Are Lemmings Cliff-Jumping Maniacs?
Lemmings are hamster-sized rodents that live in the snowy Arctic. They have a reputation for participating in massive migrations, where herds of the tiny critters mindlessly leap off of cliffs to their deaths. Depending on who’s telling, they’re either too unyielding in their stubborn march in one direction to stop, or they just aren’t intelligent enough to know any better.
This idea of lemming behavior has become so prevalent that it’s fallen into popular jargon, where calling someone a lemming means they are unthinking and prone to join mass movements.
Disney’s Role in the Myth
The lemming myth was popularized by none other than the Walt Disney Company in the Academy Award-winning nature documentary, White Wilderness . Released in 1958, the film was part of a series of movies showing “true to life” depictions of animals in their natural environments. The film’s depiction of lemmings, however, was steeped in deception.
The filming of these Norwegian lemmings, for example, was done in Alberta, Canada. Rumor has it that the Walt Disney company paid a dollar per lemming to Inuit hunters to provide the rodents. The film stages these lemmings in their march to death. In the film, they show hundreds of lemmings spilling off a cliff into the ocean to drown.
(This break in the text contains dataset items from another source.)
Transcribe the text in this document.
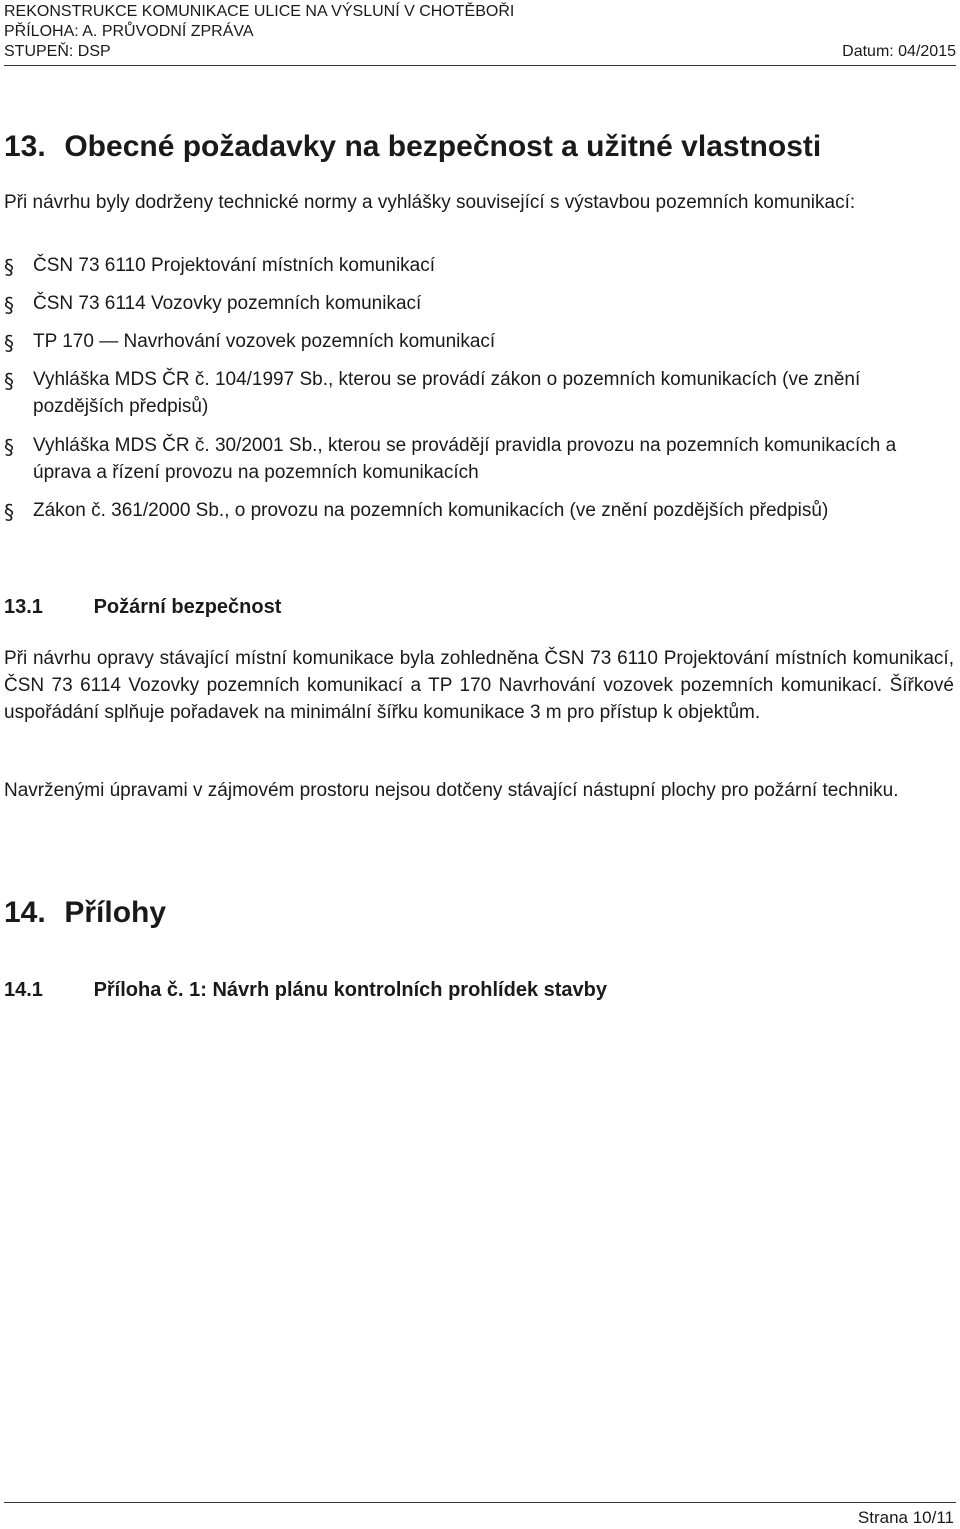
REKONSTRUKCE KOMUNIKACE ULICE NA VÝSLUNÍ V CHOTĚBOŘI
PŘÍLOHA: A. PRŮVODNÍ ZPRÁVA
STUPEŇ: DSP	Datum: 04/2015
13. Obecné požadavky na bezpečnost a užitné vlastnosti
Při návrhu byly dodrženy technické normy a vyhlášky související s výstavbou pozemních komunikací:
§ ČSN 73 6110 Projektování místních komunikací
§ ČSN 73 6114 Vozovky pozemních komunikací
§ TP 170 — Navrhování vozovek pozemních komunikací
§ Vyhláška MDS ČR č. 104/1997 Sb., kterou se provádí zákon o pozemních komunikacích (ve znění pozdějších předpisů)
§ Vyhláška MDS ČR č. 30/2001 Sb., kterou se provádějí pravidla provozu na pozemních komunikacích a úprava a řízení provozu na pozemních komunikacích
§ Zákon č. 361/2000 Sb., o provozu na pozemních komunikacích (ve znění pozdějších předpisů)
13.1	Požární bezpečnost
Při návrhu opravy stávající místní komunikace byla zohledněna ČSN 73 6110 Projektování místních komunikací, ČSN 73 6114 Vozovky pozemních komunikací a TP 170 Navrhování vozovek pozemních komunikací. Šířkové uspořádání splňuje pořadavek na minimální šířku komunikace 3 m pro přístup k objektům.
Navrženými úpravami v zájmovém prostoru nejsou dotčeny stávající nástupní plochy pro požární techniku.
14. Přílohy
14.1	Příloha č. 1: Návrh plánu kontrolních prohlídek stavby
Strana 10/11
“A kind of compulsion seizes each tiny rodent and, carried along by an unreasoning hysteria, each falls into step for a march that will take them to a strange destiny.”—narration from White Wilderness.
What we don’t see—just off frame—are the filmmakers pushing the lemmings off the cliff. The whole thing is a fabrication. The “ocean” they jumped into was even just a river! The Canadian Broadcast Corporation even found that the lemmings were made to run on a snow-covered lazy-susan to make their numbers look larger for the film.
Real Lemming Behavior
Lemmings live in the tundra, where they build tunnels underground during long periods of snow. While winter rages on, these rodents travel and copulate under the snow, expanding their populations. As the thaw of spring comes, all of these lemmings can find themselves above ground, and with too many mouths to feed.
They sometimes make enormous migrations looking for new food sources. Depending on climate, predators, and food, a lemming population can increase by ten-fold over the winter season. In their search for food, they have been seen swimming across lakes en masse, and some have been observed drowning, but this far from mass suicide or intentional cliff-jumping.
“It’s a complete urban legend.”—Thomas McDonough, Research Biologist at Alaska Department of Fish and Game.